Moreover, LPS derived from intestinal gram negative bacteria appear to play a key role in the inflammation cascade and its persistence in celiac disease. Mucosal TLR4 receptors are triggered by LPS, inducing immunological signalling pathways leading to increased gut permeability and epithelial cells tight junctions abnormalities. While LPS may not be the leading causal factor in celiac disease, it does participate to the mucosal damage process and associated malabsorption problems. Several studies point towards alteration in gut microbiota composition and function in celiac disease, some of which can precede the onset of disease and/or persist when patients are on a gluten-free diet. Evidence also exists that the gut microbiota might promote or reduce celiac- disease-associated immunopathology. Animal models have provided proof-of-concept studies demonstrating that host responses to gluten can be modified by the composition of the gut microbiome.
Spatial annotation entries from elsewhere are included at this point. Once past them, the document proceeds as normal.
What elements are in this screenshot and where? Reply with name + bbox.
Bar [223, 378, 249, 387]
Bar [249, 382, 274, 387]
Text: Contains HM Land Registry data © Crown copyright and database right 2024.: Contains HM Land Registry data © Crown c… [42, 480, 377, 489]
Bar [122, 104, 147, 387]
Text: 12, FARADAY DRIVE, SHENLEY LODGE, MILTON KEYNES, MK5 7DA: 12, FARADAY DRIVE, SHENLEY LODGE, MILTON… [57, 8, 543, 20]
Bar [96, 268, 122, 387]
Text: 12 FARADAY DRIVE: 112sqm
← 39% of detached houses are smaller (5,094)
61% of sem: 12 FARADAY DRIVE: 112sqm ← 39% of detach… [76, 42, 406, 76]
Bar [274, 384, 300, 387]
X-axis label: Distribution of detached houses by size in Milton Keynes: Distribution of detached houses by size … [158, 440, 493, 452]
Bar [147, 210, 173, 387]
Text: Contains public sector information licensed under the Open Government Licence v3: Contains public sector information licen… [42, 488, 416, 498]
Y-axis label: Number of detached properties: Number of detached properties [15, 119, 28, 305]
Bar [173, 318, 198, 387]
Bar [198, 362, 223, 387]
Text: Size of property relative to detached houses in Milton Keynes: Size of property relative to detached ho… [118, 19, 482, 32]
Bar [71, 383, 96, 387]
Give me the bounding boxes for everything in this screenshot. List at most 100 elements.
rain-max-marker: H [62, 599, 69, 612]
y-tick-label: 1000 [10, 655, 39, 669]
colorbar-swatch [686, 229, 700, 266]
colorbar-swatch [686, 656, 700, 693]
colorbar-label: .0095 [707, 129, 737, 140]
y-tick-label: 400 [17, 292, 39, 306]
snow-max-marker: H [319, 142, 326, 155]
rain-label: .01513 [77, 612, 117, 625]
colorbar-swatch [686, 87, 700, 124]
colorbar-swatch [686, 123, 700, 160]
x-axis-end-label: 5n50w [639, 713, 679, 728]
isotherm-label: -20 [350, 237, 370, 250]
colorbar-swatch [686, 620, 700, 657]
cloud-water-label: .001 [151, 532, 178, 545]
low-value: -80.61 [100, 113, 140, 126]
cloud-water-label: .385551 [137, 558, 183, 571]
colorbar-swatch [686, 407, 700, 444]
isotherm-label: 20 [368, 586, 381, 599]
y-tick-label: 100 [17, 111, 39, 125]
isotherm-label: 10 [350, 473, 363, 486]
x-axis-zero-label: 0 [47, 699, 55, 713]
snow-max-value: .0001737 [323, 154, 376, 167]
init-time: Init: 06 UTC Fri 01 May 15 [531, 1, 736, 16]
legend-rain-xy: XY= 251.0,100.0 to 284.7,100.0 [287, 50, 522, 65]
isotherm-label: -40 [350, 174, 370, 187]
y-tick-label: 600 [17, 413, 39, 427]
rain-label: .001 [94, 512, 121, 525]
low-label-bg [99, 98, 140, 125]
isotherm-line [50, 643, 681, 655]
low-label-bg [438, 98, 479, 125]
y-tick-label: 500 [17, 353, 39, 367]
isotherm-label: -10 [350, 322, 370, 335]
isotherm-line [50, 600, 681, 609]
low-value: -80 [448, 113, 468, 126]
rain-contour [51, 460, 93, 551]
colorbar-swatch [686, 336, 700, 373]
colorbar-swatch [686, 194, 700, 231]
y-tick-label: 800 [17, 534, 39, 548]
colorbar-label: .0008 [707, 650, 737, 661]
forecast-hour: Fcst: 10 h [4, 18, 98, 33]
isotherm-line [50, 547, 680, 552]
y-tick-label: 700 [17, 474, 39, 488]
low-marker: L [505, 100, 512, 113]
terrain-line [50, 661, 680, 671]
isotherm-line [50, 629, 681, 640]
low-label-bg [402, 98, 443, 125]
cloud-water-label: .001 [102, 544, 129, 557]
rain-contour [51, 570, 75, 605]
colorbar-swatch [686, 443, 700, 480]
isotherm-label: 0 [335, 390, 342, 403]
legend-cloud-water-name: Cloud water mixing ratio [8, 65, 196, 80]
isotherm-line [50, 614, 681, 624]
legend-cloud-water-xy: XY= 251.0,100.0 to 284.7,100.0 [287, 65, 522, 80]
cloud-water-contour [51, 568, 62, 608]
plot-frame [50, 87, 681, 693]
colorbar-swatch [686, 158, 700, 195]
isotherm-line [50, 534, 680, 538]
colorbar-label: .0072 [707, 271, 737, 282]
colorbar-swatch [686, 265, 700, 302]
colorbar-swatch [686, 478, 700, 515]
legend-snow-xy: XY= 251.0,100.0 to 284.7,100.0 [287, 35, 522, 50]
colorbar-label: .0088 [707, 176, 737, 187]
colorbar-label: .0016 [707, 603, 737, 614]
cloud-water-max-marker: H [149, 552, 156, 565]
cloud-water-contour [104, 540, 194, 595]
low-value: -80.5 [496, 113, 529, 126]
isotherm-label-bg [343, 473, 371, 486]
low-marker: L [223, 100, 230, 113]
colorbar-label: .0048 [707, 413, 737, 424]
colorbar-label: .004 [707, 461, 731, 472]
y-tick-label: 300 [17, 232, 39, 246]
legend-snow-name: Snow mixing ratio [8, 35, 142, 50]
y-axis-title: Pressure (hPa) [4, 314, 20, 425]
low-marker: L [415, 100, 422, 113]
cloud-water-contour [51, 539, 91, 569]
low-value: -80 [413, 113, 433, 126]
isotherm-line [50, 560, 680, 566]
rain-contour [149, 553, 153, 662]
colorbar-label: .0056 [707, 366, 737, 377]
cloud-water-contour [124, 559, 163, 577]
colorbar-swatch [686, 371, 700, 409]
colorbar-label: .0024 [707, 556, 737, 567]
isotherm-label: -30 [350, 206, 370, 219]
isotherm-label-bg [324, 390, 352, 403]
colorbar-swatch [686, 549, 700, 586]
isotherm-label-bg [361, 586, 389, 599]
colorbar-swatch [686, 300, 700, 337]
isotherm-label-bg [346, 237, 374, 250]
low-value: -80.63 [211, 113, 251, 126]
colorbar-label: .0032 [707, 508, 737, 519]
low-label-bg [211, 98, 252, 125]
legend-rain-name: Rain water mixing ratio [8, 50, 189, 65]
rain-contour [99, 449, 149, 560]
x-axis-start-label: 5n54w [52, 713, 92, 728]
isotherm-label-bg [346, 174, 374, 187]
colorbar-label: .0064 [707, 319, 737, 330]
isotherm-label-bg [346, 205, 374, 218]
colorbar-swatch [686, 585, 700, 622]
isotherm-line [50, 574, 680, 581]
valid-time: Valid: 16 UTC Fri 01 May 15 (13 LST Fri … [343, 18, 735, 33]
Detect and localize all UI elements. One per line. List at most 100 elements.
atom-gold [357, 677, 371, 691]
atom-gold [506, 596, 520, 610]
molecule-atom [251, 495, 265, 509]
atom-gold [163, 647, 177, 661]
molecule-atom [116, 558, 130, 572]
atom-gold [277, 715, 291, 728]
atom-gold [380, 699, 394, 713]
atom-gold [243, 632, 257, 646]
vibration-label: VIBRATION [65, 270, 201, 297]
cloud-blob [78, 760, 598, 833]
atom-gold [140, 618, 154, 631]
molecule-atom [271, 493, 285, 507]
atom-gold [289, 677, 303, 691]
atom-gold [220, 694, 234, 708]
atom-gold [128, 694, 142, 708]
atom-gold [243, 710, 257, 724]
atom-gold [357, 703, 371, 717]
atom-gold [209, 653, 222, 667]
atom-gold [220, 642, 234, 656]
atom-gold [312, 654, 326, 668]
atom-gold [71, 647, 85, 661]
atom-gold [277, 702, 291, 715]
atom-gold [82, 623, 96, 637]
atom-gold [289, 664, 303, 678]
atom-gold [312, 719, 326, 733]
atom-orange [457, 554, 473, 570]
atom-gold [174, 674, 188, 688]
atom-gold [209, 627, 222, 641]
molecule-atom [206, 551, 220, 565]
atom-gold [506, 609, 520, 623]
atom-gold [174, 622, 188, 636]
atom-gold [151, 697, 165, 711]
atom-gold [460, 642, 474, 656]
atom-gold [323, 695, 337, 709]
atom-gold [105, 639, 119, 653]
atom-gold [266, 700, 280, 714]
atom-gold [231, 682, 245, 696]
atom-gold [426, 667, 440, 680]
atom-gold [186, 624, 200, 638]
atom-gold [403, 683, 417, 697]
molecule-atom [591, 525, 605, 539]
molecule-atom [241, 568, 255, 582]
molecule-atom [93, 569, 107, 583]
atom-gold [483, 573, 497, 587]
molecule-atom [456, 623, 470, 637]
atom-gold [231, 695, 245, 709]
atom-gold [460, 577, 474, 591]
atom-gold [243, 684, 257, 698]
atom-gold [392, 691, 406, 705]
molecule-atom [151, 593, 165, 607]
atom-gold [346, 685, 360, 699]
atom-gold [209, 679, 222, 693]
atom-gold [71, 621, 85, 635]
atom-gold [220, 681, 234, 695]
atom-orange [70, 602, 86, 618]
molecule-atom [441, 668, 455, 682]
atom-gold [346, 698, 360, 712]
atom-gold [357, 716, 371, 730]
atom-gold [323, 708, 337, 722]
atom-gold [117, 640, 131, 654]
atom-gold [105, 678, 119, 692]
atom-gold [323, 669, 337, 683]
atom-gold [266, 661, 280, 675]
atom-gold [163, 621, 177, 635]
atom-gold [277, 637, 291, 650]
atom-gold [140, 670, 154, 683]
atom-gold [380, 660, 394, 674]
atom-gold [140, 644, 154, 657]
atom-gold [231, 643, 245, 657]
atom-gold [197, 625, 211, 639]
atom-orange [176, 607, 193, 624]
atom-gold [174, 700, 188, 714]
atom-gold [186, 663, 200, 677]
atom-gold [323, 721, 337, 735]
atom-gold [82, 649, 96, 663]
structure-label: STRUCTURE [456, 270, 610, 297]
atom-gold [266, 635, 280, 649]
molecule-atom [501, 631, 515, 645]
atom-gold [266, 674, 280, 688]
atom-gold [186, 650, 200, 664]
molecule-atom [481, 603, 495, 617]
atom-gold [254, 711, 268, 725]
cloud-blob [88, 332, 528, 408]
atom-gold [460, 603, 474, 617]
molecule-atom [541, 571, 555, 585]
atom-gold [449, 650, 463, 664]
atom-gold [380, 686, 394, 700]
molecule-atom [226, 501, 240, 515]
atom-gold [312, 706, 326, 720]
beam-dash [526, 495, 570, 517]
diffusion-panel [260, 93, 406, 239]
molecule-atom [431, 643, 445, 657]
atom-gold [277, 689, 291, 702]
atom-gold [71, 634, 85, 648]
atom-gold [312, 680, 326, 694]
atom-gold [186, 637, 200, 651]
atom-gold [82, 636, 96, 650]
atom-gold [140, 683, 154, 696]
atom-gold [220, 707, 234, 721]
Finally, it is well established that acute gastrointestinal infections initiate the onset of symptoms in at least a subgroup of patients with Irritable Bowel Syndrome (IBS), in particular with its diarrhea predominant form (IBS-D). Some IBS patients display persistent signs of low-grade mucosal inflammation with activated T lymphocytes, mast cells, and enhanced expression of pro-inflammatory cytokines. Because major risk factors for the development of post-inflammatory abdominal symptoms include the intensity and duration of an acute inflammation, it might be speculated that immune activation predicts the symptom pattern and severity. Innate immune responses to LPS and flagellin are likely important in microbial–host interactions and intestinal homeostasis. It is currently hypothesized that bacterial translocation and activation of mucosal immunity against common microbial antigens might be involved in the development of IBS. Moreover, post-infectious IBS, which bears close resemblance to IBS-D, is a surprisingly common result of acute gastroenteritis (primarily of bacterial aetiology) with a 30 % reported incidence. The suggested pathophysiologic mechanisms include increased intestinal permeability, altered motility, and persistent intestinal inflammation.